С кантором я больше полугода странствовал по белу свету. Мне, злосчастному, и у него плохо было, хуже, чем всем остальным певчим. Не сомневайтесь, я дорого расплачивался за пребывание в хоре. Заведено у нас было так: пока кантор пел, хористы должны были поглядывать на публику, наблюдать, нравится ли его пение, прислушаться, что говорят о его голосе, о том, как он управляется с текстом. Уже дома, когда кантор хотел кого-нибудь из нас окликнуть по имени, как-то по-особому подмигивая, что означало: «А ну, скажи-ка, остались довольны мной?» — почти всегда его выбор, как назло, падал на меня. Это, быть может, случалось потому, что остальные певчие сразу же после молитвы разбегались, бесследно испарялись. Едва он произносил «Авремка», по своему обыкновению подмигнув, я по простоте свой говорил ему: «Смеялись, кантор, почему-то очень смеялись!» Он хватал меня за ухо, драл и теребил, теребил и драл, — уверяю вас: тумаки Лейзерихи были невинной шуткой по сравнению с этим.

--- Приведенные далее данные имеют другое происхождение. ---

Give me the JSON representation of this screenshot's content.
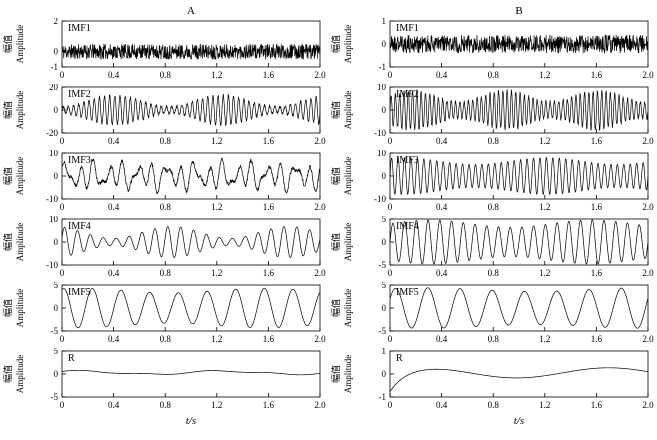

Однажды мы пели в каком-то городишке в субботу. Кантор усиленно готовился к молитве, — он имел виды подольше задержаться в этом городишке. В субботу вечером к нему собралось много народу, пили пунш, вино, — то были веселые проводы царицы-субботы. Кантор, как водится, жеманился, ломался, жаловался на горло, уверял, что простудился и должен несколько дней поберечь свое горло, все колебался и тем не менее опять-таки, как водится, пошел на уступки собравшимся, исполнил песнопение об Илье-пророке, спел «волехл»[19]
. Вдруг вздумалось кантору послать меня за чем-то. И когда он позвал: «Авремка!» — я разверз уста и давай говорить весело и громко, во весь голос, потому что успел хлебнуть немного хмельного: «Го-го, кантор, над вами посмеялись!» Кантор, бедняга, переменился в лице, побагровел и надулся как индюк, а публика осталась сидеть с растерянно вытаращенными глазами. Мне же показалось, что кантор не верит моим словам, к тому же выпитый пунш развязал мне язык, и я пошел молоть, божиться и клясться: «Честное слово, кантор, над вами смеялись! Вот эти самые люди потешались над вами!.. А тот самый, который все пьет и шепчется с вами, он, ей-богу, очень смеялся, когда вы молились. Он, кажется, сказал что-то вроде: „Кочан“! А я почем знаю, что такое кочан, семена индючьи или масло утиное?..» Кантор закусил губу, притворно засмеялся и сказал собравшимся, что я придурковатый, недоумок, не знаю, на каком я свете, к тому еще нализался, что с такой напастью, как я, он вынужден мириться ради моего голосочка. Собравшимся стало не по себе, проводы царицы-субботы не клеились, и люди, расхоложенные, понемногу разошлись. Можете вообразить себе, как мне потом досталось. Кантор так расправился со мной, что выпитый пунш мне вышел боком.